Question

Water flows through a horizontal tube as shown in the figure. The difference in height between the water columns in vertical tubes is 5 cm and the area of cross-sections at A and B are 6 cm\(^2\) and 3 cm\(^2\) respectively. The rate of flow will be ______ cm\(^3\)/s. (take g = 10 m/s\(^2\)).

• A. \(200\sqrt{6}\)
• B. \(100\sqrt{3}\)
• C. \(200/\sqrt{3}\)
• D. \(200\sqrt{3}\)

Hint:

For venturi meter problems, it's useful to remember the derived formula for flow rate:
\[ Q = A_A A_B \sqrt{\frac{2gh}{A_A^2 - A_B^2}} \] This formula combines the continuity and Bernoulli equations and can save time in calculations. However, understanding the derivation from first principles is more important.

Answer 1

The Correct Option is D

Step 1: Understanding the Question:
The problem describes a venturi meter, a device used to measure the flow rate of a fluid. We are given the areas of the wide and narrow sections, and the pressure difference (indicated by the height difference in the vertical tubes). We need to find the volume flow rate.
Step 2: Key Formula or Approach:
We will use two fundamental principles of fluid dynamics: 1. Equation of Continuity: \( A_A v_A = A_B v_B = Q \), where Q is the volume flow rate. 2. Bernoulli's Equation for a horizontal tube: \( P_A + \frac{1}{2}\rho v_A^2 = P_B + \frac{1}{2}\rho v_B^2 \).
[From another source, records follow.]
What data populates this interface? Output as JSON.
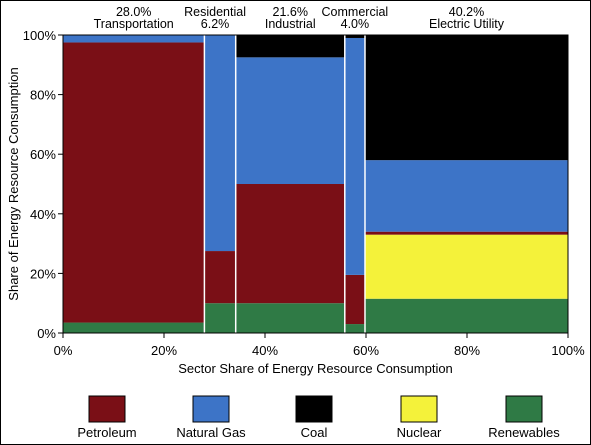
{
  "chart_data": {
    "type": "mosaic",
    "xlabel": "Sector Share of Energy Resource Consumption",
    "ylabel": "Share of Energy Resource Consumption",
    "xlim": [
      0,
      100
    ],
    "ylim": [
      0,
      100
    ],
    "x_ticks": [
      "0%",
      "20%",
      "40%",
      "60%",
      "80%",
      "100%"
    ],
    "y_ticks": [
      "0%",
      "20%",
      "40%",
      "60%",
      "80%",
      "100%"
    ],
    "sectors": [
      {
        "name": "Transportation",
        "share_label": "28.0%",
        "share": 28.0,
        "composition": {
          "Renewables": 3.5,
          "Coal": 0,
          "Petroleum": 94.0,
          "Nuclear": 0,
          "Natural Gas": 2.5
        }
      },
      {
        "name": "Residential",
        "share_label": "6.2%",
        "share": 6.2,
        "composition": {
          "Renewables": 10.0,
          "Coal": 0,
          "Petroleum": 17.5,
          "Nuclear": 0,
          "Natural Gas": 72.5
        }
      },
      {
        "name": "Industrial",
        "share_label": "21.6%",
        "share": 21.6,
        "composition": {
          "Renewables": 10.0,
          "Coal": 7.5,
          "Petroleum": 40.0,
          "Nuclear": 0,
          "Natural Gas": 42.5
        }
      },
      {
        "name": "Commercial",
        "share_label": "4.0%",
        "share": 4.0,
        "composition": {
          "Renewables": 3.0,
          "Coal": 1.0,
          "Petroleum": 16.5,
          "Nuclear": 0,
          "Natural Gas": 79.5
        }
      },
      {
        "name": "Electric Utility",
        "share_label": "40.2%",
        "share": 40.2,
        "composition": {
          "Renewables": 11.5,
          "Coal": 42.0,
          "Petroleum": 1.0,
          "Nuclear": 21.5,
          "Natural Gas": 24.0
        }
      }
    ],
    "stack_order": [
      "Renewables",
      "Nuclear",
      "Petroleum",
      "Natural Gas",
      "Coal"
    ],
    "legend": [
      {
        "name": "Petroleum",
        "color": "#7a0f16"
      },
      {
        "name": "Natural Gas",
        "color": "#3d74c7"
      },
      {
        "name": "Coal",
        "color": "#000000"
      },
      {
        "name": "Nuclear",
        "color": "#f4f23a"
      },
      {
        "name": "Renewables",
        "color": "#2f7a45"
      }
    ],
    "legend_position": "bottom",
    "grid": false
  }
}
The pressure difference is related to the height difference `h` by \( P_A - P_B = \rho g h \).
Step 3: Detailed Explanation:
Given values (in cgs units):
\( A_A = 6 \) cm\(^2\)
\( A_B = 3 \) cm\(^2\)
\( h = 5 \) cm
\( g = 10 \) m/s\(^2\) = 1000 cm/s\(^2\)
Density of water \( \rho = 1 \) g/cm\(^3\)
1. Relate velocities using the Equation of Continuity:
\[ 6 v_A = 3 v_B \implies v_B = 2 v_A \] 2. Use Bernoulli's Equation to find velocity:
Rearranging Bernoulli's equation:
\[ P_A - P_B = \frac{1}{2}\rho (v_B^2 - v_A^2) \] Substitute \( P_A - P_B = \rho g h \):
\[ \rho g h = \frac{1}{2}\rho (v_B^2 - v_A^2) \] \[ g h = \frac{1}{2} (v_B^2 - v_A^2) \] Now substitute \( v_B = 2v_A \):
\[ g h = \frac{1}{2} ((2v_A)^2 - v_A^2) = \frac{1}{2} (4v_A^2 - v_A^2) = \frac{3}{2} v_A^2 \] Solve for \( v_A \):
\[ v_A^2 = \frac{2gh}{3} \] \[ v_A = \sqrt{\frac{2gh}{3}} = \sqrt{\frac{2 \times 1000 \times 5}{3}} = \sqrt{\frac{10000}{3}} = \frac{100}{\sqrt{3}} \, \text{cm/s} \] 3. Calculate the Rate of Flow (Q):
\[ Q = A_A v_A = 6 \, \text{cm}^2 \times \frac{100}{\sqrt{3}} \, \frac{\text{cm}}{\text{s}} = \frac{600}{\sqrt{3}} \, \frac{\text{cm}^3}{\text{s}} \] To rationalize the denominator:
\[ Q = \frac{600 \sqrt{3}}{3} = 200\sqrt{3} \, \text{cm}^3/\text{s} \] Step 4: Final Answer:
The rate of flow is \( 200\sqrt{3} \) cm\(^3\)/s. This corresponds to option (D).